The final challenge in delivering customized products at optimized costs is the overall efficiency of the processes from quote to delivery. Many manufacturers have a disconnected process between capturing customer parameters and producing the product. This disconnected process typically includes manual inclusion of order parameters into the design and manual development of production requirements, such as parts lists and process routings. These manual steps consume valuable time and resources in addition to creating rework due to errors.

The ideal scenario is an integrated process that captures order configuration parameters, uses them to automatically tailor the designs, and then integrates the resulting production requirements back into the manufacturing systems with order-specific bills of materials and routings.

Software vendors are providing parts of the solution required for engineers to help improve the profitability of delivering customized products. Design automation software based on customer parameters is offered, for example, by PTC, a PLM vendor in Needham, Mass., and by RuleStream Corp., a design automation vendor in Wakefield, Mass. Product configuration is offered by configuration vendors such as Trilogy Software Inc. of Austin, Texas, and by enterprise application vendors such as Cincom Systems Inc. in Cincinnati.

One company, TDCI Inc. in Columbus, Ohio, offers an integrated solution that automates the process under a unified configuration model. The TDCI product, BuyDesign, includes order rules, pricing rules, manufacturing rules, and design rules in a package that ties order configuration, design automation, and integration to ERP and manufacturing systems. These solutions can allow engineers to significantly improve the efficiency and timeliness of the delivery of customized products.

Design engineers play a key role in a company's profitability. For customized products, integrating the design of the product into the design of how the product will be sold and delivered in the supply chain is crucial. Profitability in customized products relies heavily on finding ways to highlight the value of innovative features, while ensuring rapid quote and delivery through reducing the manual effort required in customizing products to customer needs.

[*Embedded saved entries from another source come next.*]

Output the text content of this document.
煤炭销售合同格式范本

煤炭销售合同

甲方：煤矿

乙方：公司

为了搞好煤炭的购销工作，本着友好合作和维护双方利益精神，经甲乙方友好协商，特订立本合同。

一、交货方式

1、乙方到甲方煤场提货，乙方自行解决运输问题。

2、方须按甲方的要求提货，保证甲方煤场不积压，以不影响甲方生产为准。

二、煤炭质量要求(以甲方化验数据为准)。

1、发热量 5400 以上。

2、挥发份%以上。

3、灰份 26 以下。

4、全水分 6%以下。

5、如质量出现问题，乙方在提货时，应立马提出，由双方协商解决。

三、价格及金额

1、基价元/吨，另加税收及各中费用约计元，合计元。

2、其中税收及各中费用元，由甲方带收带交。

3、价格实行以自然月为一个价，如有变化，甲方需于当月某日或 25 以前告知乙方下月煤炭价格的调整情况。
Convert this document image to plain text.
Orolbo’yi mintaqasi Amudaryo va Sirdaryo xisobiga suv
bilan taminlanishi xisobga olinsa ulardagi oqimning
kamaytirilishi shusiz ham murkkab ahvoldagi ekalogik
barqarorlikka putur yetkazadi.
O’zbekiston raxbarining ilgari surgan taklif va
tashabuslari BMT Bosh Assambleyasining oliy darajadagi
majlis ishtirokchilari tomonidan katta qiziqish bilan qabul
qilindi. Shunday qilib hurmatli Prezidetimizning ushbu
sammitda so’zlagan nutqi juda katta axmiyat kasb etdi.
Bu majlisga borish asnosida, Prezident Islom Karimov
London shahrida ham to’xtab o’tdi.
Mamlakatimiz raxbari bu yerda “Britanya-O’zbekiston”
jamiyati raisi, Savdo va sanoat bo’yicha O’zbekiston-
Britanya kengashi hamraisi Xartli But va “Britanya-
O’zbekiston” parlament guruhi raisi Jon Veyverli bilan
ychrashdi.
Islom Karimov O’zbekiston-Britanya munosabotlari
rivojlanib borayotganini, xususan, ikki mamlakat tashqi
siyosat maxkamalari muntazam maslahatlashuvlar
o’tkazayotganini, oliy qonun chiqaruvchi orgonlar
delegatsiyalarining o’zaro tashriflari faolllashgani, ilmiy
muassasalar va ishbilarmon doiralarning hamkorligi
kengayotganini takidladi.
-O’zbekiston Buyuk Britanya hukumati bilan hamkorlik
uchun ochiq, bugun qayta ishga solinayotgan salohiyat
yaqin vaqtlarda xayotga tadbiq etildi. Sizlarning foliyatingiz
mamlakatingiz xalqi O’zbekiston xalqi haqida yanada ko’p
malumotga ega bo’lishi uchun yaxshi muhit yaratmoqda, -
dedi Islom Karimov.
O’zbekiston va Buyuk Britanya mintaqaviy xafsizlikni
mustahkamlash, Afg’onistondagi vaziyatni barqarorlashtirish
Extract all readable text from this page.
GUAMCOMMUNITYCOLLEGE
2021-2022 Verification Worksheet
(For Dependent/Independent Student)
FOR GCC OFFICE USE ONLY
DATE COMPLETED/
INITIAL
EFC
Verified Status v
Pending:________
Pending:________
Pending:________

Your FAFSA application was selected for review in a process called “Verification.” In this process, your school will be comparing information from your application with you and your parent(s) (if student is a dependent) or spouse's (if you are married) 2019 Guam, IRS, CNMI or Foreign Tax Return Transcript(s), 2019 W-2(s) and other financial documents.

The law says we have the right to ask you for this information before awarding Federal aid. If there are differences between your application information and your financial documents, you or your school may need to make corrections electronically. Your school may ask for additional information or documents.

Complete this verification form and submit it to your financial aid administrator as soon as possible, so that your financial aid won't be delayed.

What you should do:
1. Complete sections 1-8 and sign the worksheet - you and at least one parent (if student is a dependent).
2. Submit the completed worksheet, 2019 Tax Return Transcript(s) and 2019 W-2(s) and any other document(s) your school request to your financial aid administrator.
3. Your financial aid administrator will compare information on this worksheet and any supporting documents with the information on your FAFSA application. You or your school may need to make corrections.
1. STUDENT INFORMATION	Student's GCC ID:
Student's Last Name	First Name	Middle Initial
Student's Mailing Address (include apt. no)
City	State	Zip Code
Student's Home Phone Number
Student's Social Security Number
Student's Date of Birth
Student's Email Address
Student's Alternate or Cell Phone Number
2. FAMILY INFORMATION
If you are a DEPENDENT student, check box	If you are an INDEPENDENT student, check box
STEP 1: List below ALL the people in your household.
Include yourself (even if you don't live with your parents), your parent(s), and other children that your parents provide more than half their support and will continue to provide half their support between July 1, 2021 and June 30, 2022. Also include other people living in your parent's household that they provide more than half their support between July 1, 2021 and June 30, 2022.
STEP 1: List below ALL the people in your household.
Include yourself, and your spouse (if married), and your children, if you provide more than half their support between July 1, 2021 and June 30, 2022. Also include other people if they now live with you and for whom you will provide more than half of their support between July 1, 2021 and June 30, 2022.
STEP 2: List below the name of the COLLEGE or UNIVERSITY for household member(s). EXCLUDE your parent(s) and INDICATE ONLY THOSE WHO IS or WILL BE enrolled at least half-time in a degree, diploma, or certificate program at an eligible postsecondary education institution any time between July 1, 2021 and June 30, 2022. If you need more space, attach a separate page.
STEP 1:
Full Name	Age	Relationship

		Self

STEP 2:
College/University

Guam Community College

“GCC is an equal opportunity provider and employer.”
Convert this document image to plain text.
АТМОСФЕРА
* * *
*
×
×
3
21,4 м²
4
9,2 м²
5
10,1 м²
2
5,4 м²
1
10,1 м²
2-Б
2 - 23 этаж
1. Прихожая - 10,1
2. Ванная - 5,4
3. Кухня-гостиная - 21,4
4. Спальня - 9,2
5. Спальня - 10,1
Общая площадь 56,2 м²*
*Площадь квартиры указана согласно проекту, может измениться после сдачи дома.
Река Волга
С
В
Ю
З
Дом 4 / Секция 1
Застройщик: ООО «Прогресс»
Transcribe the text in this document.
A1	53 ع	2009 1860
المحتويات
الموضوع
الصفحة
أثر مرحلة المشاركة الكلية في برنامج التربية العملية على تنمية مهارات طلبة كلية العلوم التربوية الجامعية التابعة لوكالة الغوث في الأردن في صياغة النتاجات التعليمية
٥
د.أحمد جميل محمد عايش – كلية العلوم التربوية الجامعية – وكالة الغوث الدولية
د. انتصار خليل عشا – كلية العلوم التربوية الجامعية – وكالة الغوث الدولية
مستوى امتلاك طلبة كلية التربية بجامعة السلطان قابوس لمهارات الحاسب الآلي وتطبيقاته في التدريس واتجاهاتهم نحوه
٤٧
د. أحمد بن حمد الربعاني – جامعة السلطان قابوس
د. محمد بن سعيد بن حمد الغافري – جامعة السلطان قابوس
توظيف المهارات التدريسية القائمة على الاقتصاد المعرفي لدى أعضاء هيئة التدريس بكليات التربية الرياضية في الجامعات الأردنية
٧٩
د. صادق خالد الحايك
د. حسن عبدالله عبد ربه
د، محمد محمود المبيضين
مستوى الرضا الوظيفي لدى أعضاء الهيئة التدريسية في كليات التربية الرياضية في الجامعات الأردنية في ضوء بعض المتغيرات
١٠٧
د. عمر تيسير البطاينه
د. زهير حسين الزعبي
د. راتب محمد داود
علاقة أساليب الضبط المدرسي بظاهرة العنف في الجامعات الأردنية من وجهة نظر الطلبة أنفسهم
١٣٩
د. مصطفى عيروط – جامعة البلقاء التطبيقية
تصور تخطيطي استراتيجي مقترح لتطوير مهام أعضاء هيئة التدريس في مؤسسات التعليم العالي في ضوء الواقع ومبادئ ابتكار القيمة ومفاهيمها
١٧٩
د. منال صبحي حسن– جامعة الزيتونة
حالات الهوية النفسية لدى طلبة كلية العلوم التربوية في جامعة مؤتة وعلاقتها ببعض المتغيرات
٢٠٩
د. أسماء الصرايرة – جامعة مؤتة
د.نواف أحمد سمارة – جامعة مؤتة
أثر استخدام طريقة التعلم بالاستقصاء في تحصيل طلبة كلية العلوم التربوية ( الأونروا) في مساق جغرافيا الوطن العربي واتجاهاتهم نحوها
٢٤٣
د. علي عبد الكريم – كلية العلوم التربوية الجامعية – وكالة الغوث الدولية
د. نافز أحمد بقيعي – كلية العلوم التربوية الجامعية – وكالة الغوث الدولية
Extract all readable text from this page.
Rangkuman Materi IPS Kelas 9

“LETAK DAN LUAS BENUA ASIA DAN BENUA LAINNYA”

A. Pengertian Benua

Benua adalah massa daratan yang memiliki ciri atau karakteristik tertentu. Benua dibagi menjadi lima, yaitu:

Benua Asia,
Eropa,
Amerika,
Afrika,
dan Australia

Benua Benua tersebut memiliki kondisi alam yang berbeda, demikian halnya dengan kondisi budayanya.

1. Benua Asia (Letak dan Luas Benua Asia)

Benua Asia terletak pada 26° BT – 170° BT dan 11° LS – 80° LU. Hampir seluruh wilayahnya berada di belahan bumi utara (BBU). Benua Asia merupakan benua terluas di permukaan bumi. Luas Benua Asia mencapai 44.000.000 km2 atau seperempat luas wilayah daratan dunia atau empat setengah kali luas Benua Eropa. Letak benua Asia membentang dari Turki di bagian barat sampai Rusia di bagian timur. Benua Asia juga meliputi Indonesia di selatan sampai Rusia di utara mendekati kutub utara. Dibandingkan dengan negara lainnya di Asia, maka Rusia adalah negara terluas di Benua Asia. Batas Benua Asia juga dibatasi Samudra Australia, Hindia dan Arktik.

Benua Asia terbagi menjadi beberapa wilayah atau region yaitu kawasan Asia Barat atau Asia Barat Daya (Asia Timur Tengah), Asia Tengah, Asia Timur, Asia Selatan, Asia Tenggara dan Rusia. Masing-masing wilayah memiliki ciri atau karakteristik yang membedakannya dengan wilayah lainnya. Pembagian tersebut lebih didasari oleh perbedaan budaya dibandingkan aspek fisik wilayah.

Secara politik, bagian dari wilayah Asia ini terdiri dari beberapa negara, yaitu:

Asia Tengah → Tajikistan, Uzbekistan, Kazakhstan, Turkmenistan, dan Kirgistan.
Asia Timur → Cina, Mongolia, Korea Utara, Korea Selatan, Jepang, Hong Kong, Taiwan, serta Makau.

Proper design, built with customization in mind, will help profitability. And, who knows, with the increased efficiency in generating quotes and the ability to offer competitive prices, maybe engineers can impact top line revenue by providing easy customization in addition to designing the next best differentiating feature.


Jim Brown heads a management consulting firm, Tech-Clarity Inc. in Media, Pa. He also serves as the product lifecycle management specialist for the PLM Evaluation Center at Technology Evaluation Centers in Montreal.